After the match, Kenny Omega made an appearance, carrying a barbed wire bat and a barbed wire broom. He threw the bat to Moxley so that they could continue their battle from last week. PAC attacked Omega, Moxley chased PAC off, and then Moxley decided not to take advantage of Omega’s current state.

The crowd responded well to the angle, but honestly, given that Moxley hated Omega enough to put him through a glass table last week, he really should have attacked the prone star after the PAC attack. And why would you throw your opponent a weapon, especially one that is technically stronger than the one you keep hold of? It made no sense to me. I’m looking forward to when Moxley and Omega finally have a big match, but this wasn’t the way to build it in my opinion. If anything, it made Kenny look foolish.

 

Dustin Rhodes & Hangman Page vs. Chris Jericho & Sammy Guevara

This was a decent TV main event. Hangman Page looks like a young Kurt Russell to me, and has a lot of potential to grow as a main eventer. Sammy Guevara also has a lot of potential, and was probably the most consistent person in the match in terms of selling. Jericho performed in line with his current match quality too, playing his role as top heel well. Dustin is looking great in there, and still has one of the best powerslams in the business. The crowd finally booed the heels for the finish too, when Jake Hagar prevented Dustin from hitting the Shattered Dreams on Jericho, allowing the champ to pick up the win.

 

Post Match

After the match, the heels continued to build heat by attacking Dustin 3-on-1. Hangman Page was then taken down too, until he managed to grab a chair and chase of Jake Hagar. While that puts Page over, it didn’t exactly help Hagar, who Jericho had been trying to build as an unstoppable beast.

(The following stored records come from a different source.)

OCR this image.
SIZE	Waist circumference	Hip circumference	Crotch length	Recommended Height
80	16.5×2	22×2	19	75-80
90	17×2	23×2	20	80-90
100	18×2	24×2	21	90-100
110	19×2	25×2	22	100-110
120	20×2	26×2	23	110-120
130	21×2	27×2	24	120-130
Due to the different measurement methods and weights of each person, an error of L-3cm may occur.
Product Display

That still left Jericho and Sammy to battle Dustin 2-on-1, until the lights went off and Jericho’s upcoming PPV opponent Cody Rhodes appeared. That got a big pop. Before he could attack though, Santana and Ortiz ran in and beat him down. That brought MJF out who teased attacking Cody, but inevitably sided with him against the heels.

Jericho then took MJF down, only for The Young Bucks to run and superkick all the heels. Jericho scarpered to the outside leaving the faces to stand tall. Before he could leave though, Darby Allin rode a skateboard down the entrance ramp and dove on the champ. Jericho then cut a short promo on Cody and Darby to end the show.

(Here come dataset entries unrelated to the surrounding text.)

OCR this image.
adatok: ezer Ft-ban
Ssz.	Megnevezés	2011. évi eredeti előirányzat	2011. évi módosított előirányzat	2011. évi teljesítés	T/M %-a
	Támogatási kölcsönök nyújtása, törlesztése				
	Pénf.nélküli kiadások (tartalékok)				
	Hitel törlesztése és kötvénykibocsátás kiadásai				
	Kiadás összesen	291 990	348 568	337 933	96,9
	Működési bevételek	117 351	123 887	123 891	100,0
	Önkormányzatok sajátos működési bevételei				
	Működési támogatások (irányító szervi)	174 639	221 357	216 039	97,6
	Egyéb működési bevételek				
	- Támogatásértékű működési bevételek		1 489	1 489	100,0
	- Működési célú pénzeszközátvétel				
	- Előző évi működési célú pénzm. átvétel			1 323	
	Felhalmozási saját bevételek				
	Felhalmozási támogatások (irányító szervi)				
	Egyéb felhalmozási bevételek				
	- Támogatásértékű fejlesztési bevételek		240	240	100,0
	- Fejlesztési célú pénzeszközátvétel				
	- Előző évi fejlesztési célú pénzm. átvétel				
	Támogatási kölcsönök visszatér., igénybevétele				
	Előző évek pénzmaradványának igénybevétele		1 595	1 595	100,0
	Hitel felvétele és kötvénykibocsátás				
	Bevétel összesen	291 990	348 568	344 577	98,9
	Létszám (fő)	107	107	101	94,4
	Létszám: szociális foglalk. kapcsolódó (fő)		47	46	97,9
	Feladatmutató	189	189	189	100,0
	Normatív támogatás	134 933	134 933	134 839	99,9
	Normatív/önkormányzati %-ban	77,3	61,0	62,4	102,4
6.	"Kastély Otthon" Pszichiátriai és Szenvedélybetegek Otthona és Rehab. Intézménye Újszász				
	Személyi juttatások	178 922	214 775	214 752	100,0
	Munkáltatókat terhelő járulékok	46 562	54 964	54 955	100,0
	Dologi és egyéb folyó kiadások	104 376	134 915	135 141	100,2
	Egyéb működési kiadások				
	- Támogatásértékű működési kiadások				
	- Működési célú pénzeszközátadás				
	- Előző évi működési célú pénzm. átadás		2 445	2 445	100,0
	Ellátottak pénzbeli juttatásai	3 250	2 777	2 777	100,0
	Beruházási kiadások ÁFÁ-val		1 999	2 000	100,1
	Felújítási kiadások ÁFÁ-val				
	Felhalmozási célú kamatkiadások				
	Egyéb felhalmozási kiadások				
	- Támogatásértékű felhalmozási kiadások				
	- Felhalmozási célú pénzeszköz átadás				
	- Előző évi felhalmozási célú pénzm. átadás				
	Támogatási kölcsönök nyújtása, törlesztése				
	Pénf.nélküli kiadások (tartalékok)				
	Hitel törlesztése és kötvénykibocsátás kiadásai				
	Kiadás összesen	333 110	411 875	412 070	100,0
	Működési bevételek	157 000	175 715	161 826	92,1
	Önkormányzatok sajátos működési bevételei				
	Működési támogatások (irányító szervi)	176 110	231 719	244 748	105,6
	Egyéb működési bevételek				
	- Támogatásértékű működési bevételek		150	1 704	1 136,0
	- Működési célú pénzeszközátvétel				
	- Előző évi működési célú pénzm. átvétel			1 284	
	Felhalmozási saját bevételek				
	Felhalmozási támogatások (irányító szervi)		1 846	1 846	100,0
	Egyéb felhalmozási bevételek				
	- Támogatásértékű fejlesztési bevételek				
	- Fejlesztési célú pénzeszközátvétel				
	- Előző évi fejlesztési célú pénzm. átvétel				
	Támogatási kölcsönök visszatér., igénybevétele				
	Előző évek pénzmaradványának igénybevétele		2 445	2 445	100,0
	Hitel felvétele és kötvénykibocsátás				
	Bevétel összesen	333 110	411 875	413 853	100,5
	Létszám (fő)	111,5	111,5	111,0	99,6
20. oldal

The angle was chaotic, but enjoyable. MJF came out of it well, his facial work being excellent during the whole tease segment, and his selling at the end being very good. My only real issues were the aforementioned killing Hagar’s monster role, and that it went on far too long. I would rather have had everyone come in one go and have a mass brawl to send things off the air.

 

Overall

I thought that the show had more good than bad in it. Even the matches that I wasn’t sold on had moments that worked for me. A few members of the roster really shone too, and that gives me hope for the PPVs. I would say though that it was weak in comparison to the more old school NWA Powerrr debut. I’ll probably still watch AEW when I can, but I doubt I’ll review it. It just didn’t do enough to sell me on investing that much time in the product. Let’s pick some highlights.

MVP: I’m saying Chris Jericho. His promo was great, and his work in the main event was strong. Being the most instantly recognizable name on the roster, he’s got to shoulder the burden of drawing in old fans while new stars are made. He’s well suited to that role though, and I have absolute faith in him being a consistent star.

Best Match: I’m going to pick the main event. While the opener was technically more exciting, I thought that the four guys at the top had more consistent performances, giving us a good mix of experience and youthful potential.

Best Angle/Promo: None of the angles blew me away, if I’m being honest. I’ll give it to the big brawl after the main event, just because there are so many potential pairings coming out of that in terms of feuds. I would have liked to see Jake Hagar remain looking unstoppable, but you can’t have everything.